Sept siècles après la fin du monde, les rouages de la violence se remettent à grincer.
 
Quand l’imaginaire russe jette un regard du côté de la catastrophe nucléaire
 
Avec son intrigue fractionnée en trois temps bien distincts – une introduction et deux parties –, Katastropha peut déconcerter mais permet à Tarmashev de mettre en place une dynamique scénaristique dotée d’un certain potentiel : que se passe-t-il quand les fantômes d’un passé sanglant et révolu sont convoqués dans une société qui a tout oublié de la violence et de la guerre ?
 
Sur fond de conflit économique et de crise écologique, l’introduction nous relate assez longuement, à travers le regard cynique d’un oligarque russe, les évènements qui conduisent à cette Troisième Guerre mondiale tant redoutée par la science-fiction post-apocalyptique depuis les bombardements d’Hiroshima et Nagasaki. La première partie, quant à elle, décrit un immédiat après-apocalypse plutôt atypique : loin de ces romans qui font le constat de notre incapacité à gérer une telle catastrophe et à y survivre sans sombrer dans le chaos et la barbarie, Katastropha surprend par le sang-froid et l’humanité de ses personnages, ainsi que par la rigoureuse mais efficace organisation du Podzemstroï-2. Dans un registre ici clairement militaire, l’écrivain emploie un style précis et minutieux qui rappelle l’exactitude scientifique exigée par la hard SF. Cette première partie est ainsi constituée de descriptions nourries sur les diverses opérations menées par le commando chargé des missions extérieures.
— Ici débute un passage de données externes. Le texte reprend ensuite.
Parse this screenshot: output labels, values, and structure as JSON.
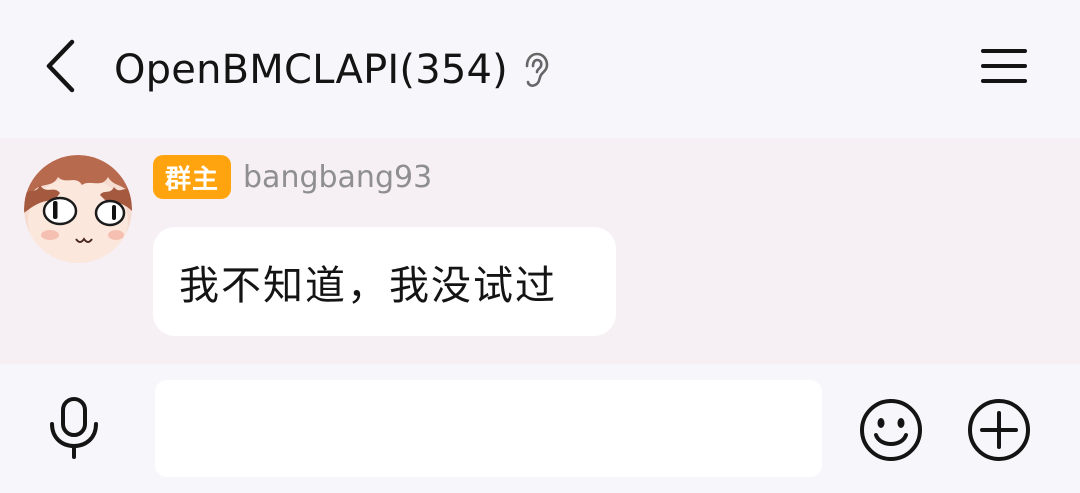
{
  "header": {
    "back_icon": "chevron-left-icon",
    "title": "OpenBMCLAPI(354)",
    "ear_icon": "ear-icon",
    "menu_icon": "hamburger-menu-icon"
  },
  "message": {
    "avatar_icon": "anime-avatar",
    "role_badge": "群主",
    "sender_name": "bangbang93",
    "text": "我不知道，我没试过",
    "badge_color": "#ffa40e"
  },
  "input_bar": {
    "voice_icon": "microphone-icon",
    "input_value": "",
    "input_placeholder": "",
    "emoji_icon": "smiley-icon",
    "plus_icon": "plus-circle-icon"
  }
}
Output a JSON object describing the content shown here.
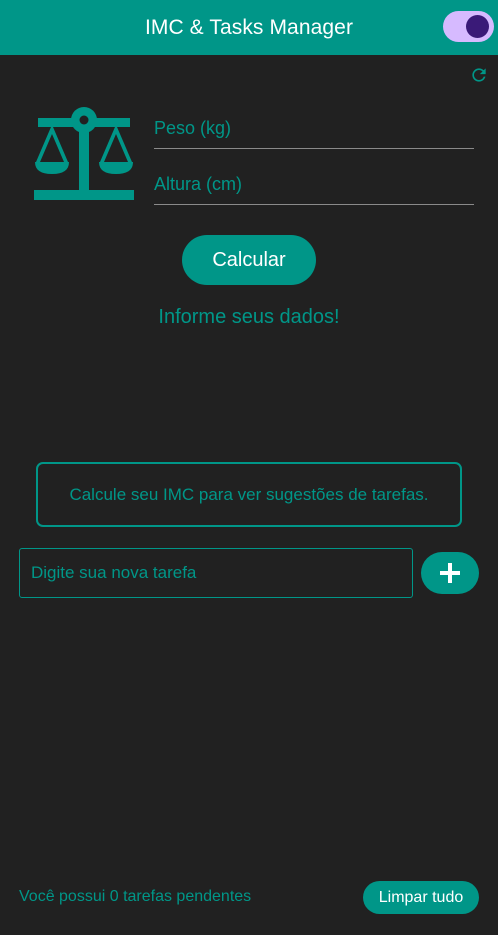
{
  "app_bar": {
    "title": "IMC & Tasks Manager",
    "theme_toggle_on": true
  },
  "icons": {
    "refresh": "refresh-icon",
    "scale": "scale-icon",
    "add": "plus-icon"
  },
  "imc_form": {
    "peso_placeholder": "Peso (kg)",
    "altura_placeholder": "Altura (cm)",
    "calc_label": "Calcular",
    "result_text": "Informe seus dados!"
  },
  "suggestions": {
    "message": "Calcule seu IMC para ver sugestões de tarefas."
  },
  "tasks": {
    "input_placeholder": "Digite sua nova tarefa",
    "pending_text": "Você possui 0 tarefas pendentes",
    "clear_label": "Limpar tudo"
  },
  "colors": {
    "accent": "#009688",
    "background": "#212121",
    "toggle_track": "#d6baff",
    "toggle_knob": "#3a1a78"
  }
}
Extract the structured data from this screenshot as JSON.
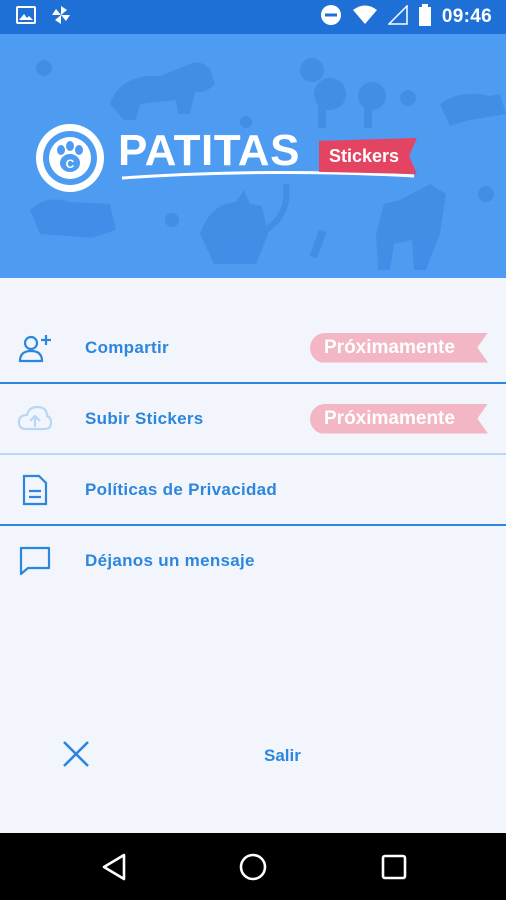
{
  "status_bar": {
    "time": "09:46",
    "icons": [
      "image-icon",
      "pinwheel-icon",
      "do-not-disturb-icon",
      "wifi-icon",
      "signal-icon",
      "battery-icon"
    ]
  },
  "header": {
    "app_name": "PATITAS",
    "ribbon_label": "Stickers",
    "colors": {
      "banner": "#4d9cf2",
      "status_bar": "#1e6fd6",
      "ribbon": "#e34461"
    }
  },
  "menu": {
    "items": [
      {
        "label": "Compartir",
        "icon": "add-person-icon",
        "badge": "Próximamente"
      },
      {
        "label": "Subir Stickers",
        "icon": "cloud-upload-icon",
        "badge": "Próximamente"
      },
      {
        "label": "Políticas de Privacidad",
        "icon": "document-icon"
      },
      {
        "label": "Déjanos un mensaje",
        "icon": "message-icon"
      }
    ]
  },
  "exit": {
    "label": "Salir",
    "icon": "close-icon"
  },
  "nav_bar": {
    "icons": [
      "back-icon",
      "home-icon",
      "recents-icon"
    ]
  },
  "colors": {
    "accent": "#2c86dd",
    "badge": "#f2b6c4"
  }
}
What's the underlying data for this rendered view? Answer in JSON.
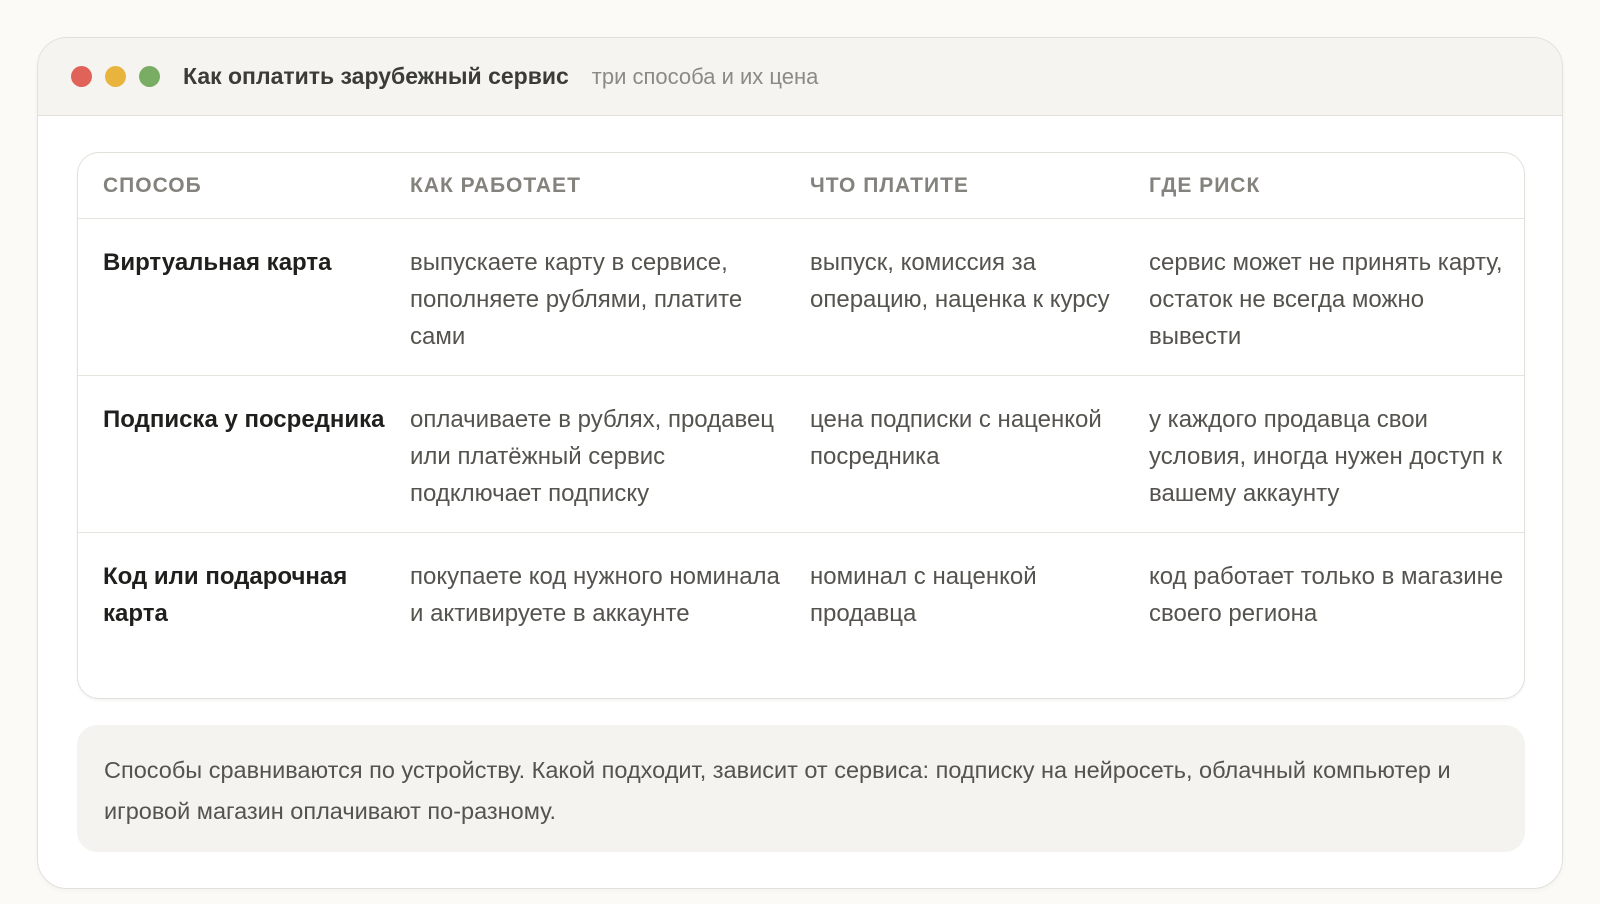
{
  "window": {
    "title": "Как оплатить зарубежный сервис",
    "subtitle": "три способа и их цена",
    "controls": {
      "close_color": "#e06259",
      "minimize_color": "#e8b43e",
      "maximize_color": "#79ad63"
    }
  },
  "table": {
    "headers": [
      "СПОСОБ",
      "КАК РАБОТАЕТ",
      "ЧТО ПЛАТИТЕ",
      "ГДЕ РИСК"
    ],
    "rows": [
      {
        "method": "Виртуальная карта",
        "how": "выпускаете карту в сервисе, пополняете рублями, платите сами",
        "cost": "выпуск, комиссия за операцию, наценка к курсу",
        "risk": "сервис может не принять карту, остаток не всегда можно вывести"
      },
      {
        "method": "Подписка у посредника",
        "how": "оплачиваете в рублях, продавец или платёжный сервис подключает подписку",
        "cost": "цена подписки с наценкой посредника",
        "risk": "у каждого продавца свои условия, иногда нужен доступ к вашему аккаунту"
      },
      {
        "method": "Код или подарочная карта",
        "how": "покупаете код нужного номинала и активируете в аккаунте",
        "cost": "номинал с наценкой продавца",
        "risk": "код работает только в магазине своего региона"
      }
    ]
  },
  "note": "Способы сравниваются по устройству. Какой подходит, зависит от сервиса: подписку на нейросеть, облачный компьютер и игровой магазин оплачивают по-разному."
}
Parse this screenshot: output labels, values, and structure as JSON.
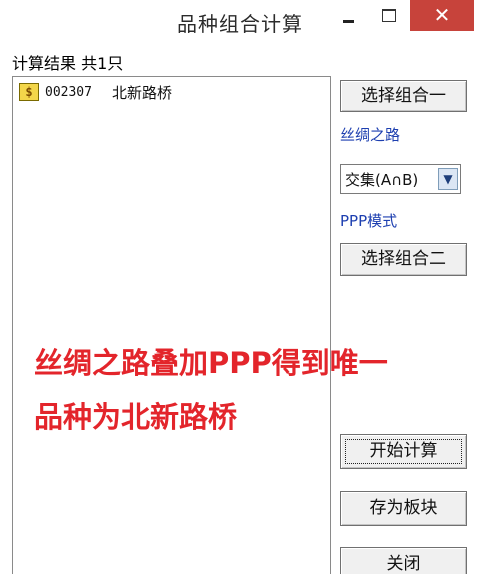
{
  "window": {
    "title": "品种组合计算",
    "minimize_glyph": "",
    "close_glyph": "✕"
  },
  "results": {
    "header": "计算结果 共1只",
    "items": [
      {
        "icon": "$",
        "code": "002307",
        "name": "北新路桥"
      }
    ]
  },
  "controls": {
    "select_combo_one": "选择组合一",
    "combo_one_name": "丝绸之路",
    "operation_value": "交集(A∩B)",
    "combo_two_name": "PPP模式",
    "select_combo_two": "选择组合二",
    "start_calc": "开始计算",
    "save_as_block": "存为板块",
    "close": "关闭"
  },
  "overlay": {
    "line1": "丝绸之路叠加PPP得到唯一",
    "line2": "品种为北新路桥"
  },
  "colors": {
    "close_button": "#c7433b",
    "link_blue": "#1d3fb0",
    "overlay_red": "#e3252b",
    "button_face": "#f0f0f0"
  }
}
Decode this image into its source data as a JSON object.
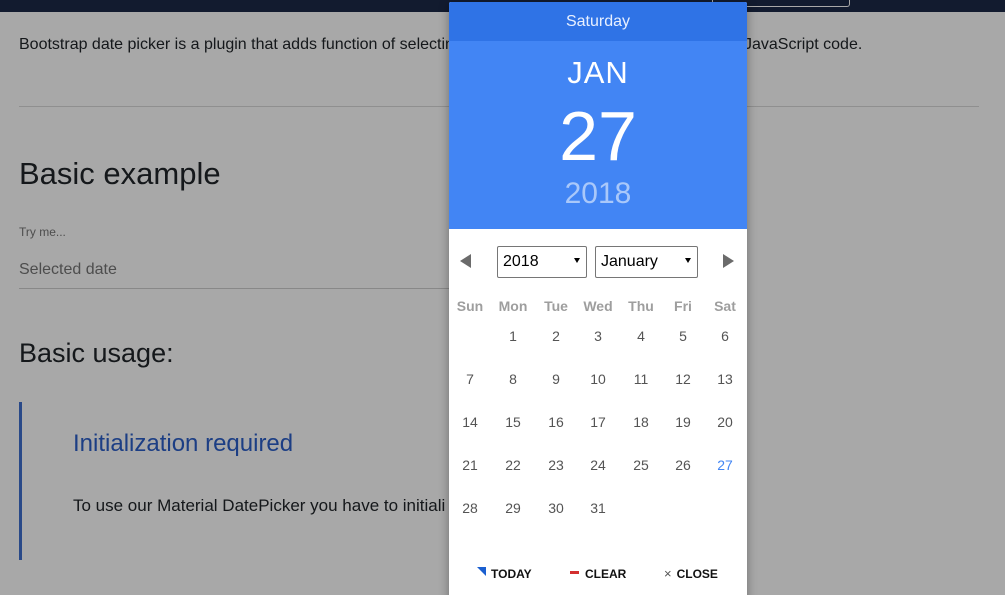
{
  "page": {
    "intro_start": "Bootstrap date picker is a plugin that adds function of selectin",
    "intro_end": "JavaScript code.",
    "basic_example_heading": "Basic example",
    "try_label": "Try me...",
    "date_placeholder": "Selected date",
    "basic_usage_heading": "Basic usage:",
    "note_title": "Initialization required",
    "note_text": "To use our Material DatePicker you have to initiali"
  },
  "datepicker": {
    "weekday": "Saturday",
    "month_short": "JAN",
    "day": "27",
    "year": "2018",
    "year_select": "2018",
    "month_select": "January",
    "dow": [
      "Sun",
      "Mon",
      "Tue",
      "Wed",
      "Thu",
      "Fri",
      "Sat"
    ],
    "weeks": [
      [
        "",
        "1",
        "2",
        "3",
        "4",
        "5",
        "6"
      ],
      [
        "7",
        "8",
        "9",
        "10",
        "11",
        "12",
        "13"
      ],
      [
        "14",
        "15",
        "16",
        "17",
        "18",
        "19",
        "20"
      ],
      [
        "21",
        "22",
        "23",
        "24",
        "25",
        "26",
        "27"
      ],
      [
        "28",
        "29",
        "30",
        "31",
        "",
        "",
        ""
      ]
    ],
    "selected_day": "27",
    "today_label": "TODAY",
    "clear_label": "CLEAR",
    "close_label": "CLOSE",
    "close_glyph": "×"
  },
  "colors": {
    "header_bar": "#2f73e6",
    "header_body": "#4285f4",
    "accent": "#4285f4",
    "clear_icon": "#d32f2f",
    "today_icon": "#1a5fd0",
    "note_title": "#2b5ec9"
  },
  "icons": {
    "prev": "chevron-left-icon",
    "next": "chevron-right-icon",
    "today": "today-triangle-icon",
    "clear": "clear-dash-icon",
    "close": "close-x-icon"
  }
}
Une fois les éléments essentiels de l’intrigue mis en place, la deuxième partie exécute un bond en avant brutal de sept cents ans : c’est l’occasion pour Tarmashev de rentrer dans un type de récit post-apocalyptique plus classique et plus fantaisiste, moins tenu à la vraisemblance, et de nous lancer pour de bon dans ce qui le préoccupera dans le reste de la saga.
 
Entre son découpage scénaristique risqué, son rapport détaché envers des personnages dont l’on peine à se souvenir du nom et des dialogues qui manquent souvent de naturel – mais qui souffrent peut-être du passage du russe au français –, il est difficile pour le lecteur de s’impliquer émotionnellement dans cette histoire, malgré ses qualités. Mais Tarmashev se montre habile et révèle un certain talent lorsqu’il choisit d’adopter les points de vue de ces protagonistes ambigus que sont l’oligarque Chretsky et Artorius : les raisonnements froids et cyniques de l’un, mesquins et cauteleux de l’autre, adroitement rendus en focalisation interne, apportent au lecteur un éclairage inhabituel et astucieux sur les différents évènements de l’intrigue.
 
En tout cas, il est intéressant de noter que le ton n’est jamais désespéré. Contrairement à de nombreux auteurs européens et anglo-saxons qui se sont emparés de ce thème emblématique de la SF, Tarmashev ne souhaite pas nous raconter la défaillance de la civilisation mais plutôt une certaine résilience de l’humanité – dans ses qualités comme dans ses travers. À de nombreux titres, cette perspective russe sur l’après-guerre nucléaire rafraîchira donc agréablement les lieux communs du genre, tout en restant dans l’alignement d’un fameux roman comme Un Cantique pour Leibowitz (1961) dans sa façon de questionner la violence de l’histoire humaine et notre capacité à apprendre de nos erreurs.